A competition to design a new pylon to replace the current UK model, which has been unchanged since the 1920s, has been won by a Danish company.
The Bystrup T-Pylon beat five other finalists in a contest run by the Department of Energy and Climate Change, National Grid and the Royal Institute of British Architects (RIBA).
National Grid will now work with Bystrup to develop the T-Pylon design further. Ruth Reed, RIBA immediate past president, told Channel 4 News: “More pylons are needed, and the competition was launched to improve on the existing model.
“National Grid are going to take a very serious look at it, with the intention of using it in preference to the old model.”
Energy Secretary Chris Huhne said: “We are going to need a lot more pylons over the next few years to connect new energy to our homes and businesses, and it is important that we do this in the most beautiful way possible.”
There are more than 88,000 pylons in the UK, including 22,000 on National Grid’s main transmission network in England and Wales.
The new design is shorter and lighter than the present pylon model. National Grid Executive Director Nick Winser said: “The simplicity of the design means it would fit into the landscape more easily.
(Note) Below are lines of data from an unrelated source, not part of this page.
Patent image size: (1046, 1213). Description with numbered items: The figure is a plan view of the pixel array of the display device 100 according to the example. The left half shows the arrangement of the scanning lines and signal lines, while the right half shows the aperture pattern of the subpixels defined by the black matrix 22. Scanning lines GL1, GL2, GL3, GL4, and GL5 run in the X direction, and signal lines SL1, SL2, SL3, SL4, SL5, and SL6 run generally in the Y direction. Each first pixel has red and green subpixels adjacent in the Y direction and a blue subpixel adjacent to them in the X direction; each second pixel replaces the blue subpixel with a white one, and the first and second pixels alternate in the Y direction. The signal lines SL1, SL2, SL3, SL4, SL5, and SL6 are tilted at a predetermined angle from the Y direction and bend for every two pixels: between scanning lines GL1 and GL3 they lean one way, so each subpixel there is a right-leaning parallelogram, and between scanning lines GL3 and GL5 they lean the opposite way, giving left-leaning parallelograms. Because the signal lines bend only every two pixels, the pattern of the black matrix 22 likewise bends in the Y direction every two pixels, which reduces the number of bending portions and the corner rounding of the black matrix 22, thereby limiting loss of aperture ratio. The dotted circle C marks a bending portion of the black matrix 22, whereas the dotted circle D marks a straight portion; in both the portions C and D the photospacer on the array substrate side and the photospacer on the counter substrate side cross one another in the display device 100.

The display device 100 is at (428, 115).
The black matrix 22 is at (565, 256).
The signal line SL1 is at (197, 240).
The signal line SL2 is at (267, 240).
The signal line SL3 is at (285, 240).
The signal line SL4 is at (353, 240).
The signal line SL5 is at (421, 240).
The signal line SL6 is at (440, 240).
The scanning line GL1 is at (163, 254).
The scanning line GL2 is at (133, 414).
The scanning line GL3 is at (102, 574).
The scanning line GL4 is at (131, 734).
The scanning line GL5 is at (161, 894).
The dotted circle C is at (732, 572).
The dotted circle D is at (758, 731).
Pylons are just part of the story of our relationship with our surroundings. Michael Czerwinski, Design Museum
“In addition, the design of the electrical components is genuinely innovative and exciting.”
But Michael Czerwinski, of London’s Design Museum, disputes the view that the purpose of any new pylon design is to blend into its background.
“The idea of it being less obstrusive is an interesting selling point. It will still have a visual impact. It’s an interesting stance to suggest that things that interrupt the landscape should be invisible or apologetic,” he told Channel 4 News.
“The vast majority of our rural landscapes are man-made. Pylons are just part of the story of our relationship with our surroundings.”
Not everyone agrees that overground pylons are the way forward. Tom Leveridge, of the Campaign to Protect Rural England, told Channel 4 News: “We welcome the competition and efforts to improve design and the impact of pylons on the landscape. But any new pylons are an unwelcome intrusion.
“The ideal solution would be to see any new power cables buried underground. That would take away the problem completely.”
RIBA’s Ruth Reed disagrees. “On a day when the cost of energy is a highly sensitive issue, the fact that undergrounding costs 10 times more than pylons is highly significant.
“In all things you have to have a balance, and we will continue to have overground delivery of electricity.”